• 25 heads elderflower
  • 200g sultanas, roughly chopped
  • 1 lemon, zested and juiced
  • 1kg sugar
  • 5g citric acid
  • 75ml cold black tea
  • 5g sachet wine yeast
  • 1 campden tablet


  • STEP 1

    Read our guides on how to clean brewing equipment and home brewing safety tips before you get started. Trim the elderflower florets off the stems with scissors or a wide-toothed comb into a clean bucket.

  • STEP 2

    Add the sultanas, lemon zest and juice to the bucket. Dissolve the sugar and citric acid in 2l boiling water and pour into the bucket. Cover and leave for 8 hours or overnight to steep.

  • STEP 3

    Add the tea and 2.5l cold water, stir, then sprinkle the yeast over. Cover and leave in a moderate (15-20C) spot, out of the sunlight, to ferment until the foam has died down – this usually takes five days, but could be up to 14.

  • STEP 4

    Transfer into a clean bucket or demijohn, leaving the sediment and flower heads behind.

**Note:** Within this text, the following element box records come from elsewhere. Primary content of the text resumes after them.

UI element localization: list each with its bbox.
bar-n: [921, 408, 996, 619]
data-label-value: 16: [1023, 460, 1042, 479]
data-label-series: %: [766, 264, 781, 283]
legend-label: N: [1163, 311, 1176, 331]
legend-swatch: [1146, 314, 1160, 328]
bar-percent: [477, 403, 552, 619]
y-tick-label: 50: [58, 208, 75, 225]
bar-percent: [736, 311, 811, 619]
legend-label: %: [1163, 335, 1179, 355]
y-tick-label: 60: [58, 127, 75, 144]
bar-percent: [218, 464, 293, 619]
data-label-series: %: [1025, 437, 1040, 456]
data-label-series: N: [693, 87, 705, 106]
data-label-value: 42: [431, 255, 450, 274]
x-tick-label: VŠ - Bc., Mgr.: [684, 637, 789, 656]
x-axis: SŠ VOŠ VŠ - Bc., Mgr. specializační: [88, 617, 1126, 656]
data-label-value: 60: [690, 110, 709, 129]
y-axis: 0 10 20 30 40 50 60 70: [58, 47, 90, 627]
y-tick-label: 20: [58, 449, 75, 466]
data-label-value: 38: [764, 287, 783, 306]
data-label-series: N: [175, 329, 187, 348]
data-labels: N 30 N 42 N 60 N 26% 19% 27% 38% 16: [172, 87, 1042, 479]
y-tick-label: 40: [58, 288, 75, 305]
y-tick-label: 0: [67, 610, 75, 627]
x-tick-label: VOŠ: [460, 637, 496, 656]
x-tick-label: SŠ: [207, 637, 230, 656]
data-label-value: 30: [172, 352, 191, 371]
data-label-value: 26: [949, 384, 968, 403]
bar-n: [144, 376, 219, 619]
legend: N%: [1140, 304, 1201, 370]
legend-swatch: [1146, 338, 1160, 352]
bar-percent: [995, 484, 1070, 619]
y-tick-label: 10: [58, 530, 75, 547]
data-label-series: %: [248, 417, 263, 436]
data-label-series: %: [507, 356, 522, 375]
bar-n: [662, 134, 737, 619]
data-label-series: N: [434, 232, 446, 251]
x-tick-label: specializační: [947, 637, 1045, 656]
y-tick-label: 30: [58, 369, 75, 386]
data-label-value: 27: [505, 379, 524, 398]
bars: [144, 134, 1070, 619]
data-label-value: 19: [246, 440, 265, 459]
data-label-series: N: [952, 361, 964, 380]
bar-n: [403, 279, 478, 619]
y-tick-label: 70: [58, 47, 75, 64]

Top up to 4.5l with cooled boiled water if desired. Cover tightly (a lid with an airlock is recommended). Leave to ferment, this usually takes six weeks (little trails of bubbles are a visual indicator).

  • STEP 5

    When the liquid stops bubbling and clears a little, transfer to a clean bucket, leaving the sediment behind and adding the campden tablet. Leave to clear, which may take a few months, then decant into sterilised bottles. Store in a cool, dark place. The wine will improve for up to 18 months. The fermentation process should take place out of the sunlight. The temperature should be steady and mild, (roughly between 15-20 degrees) for all of the fermentation.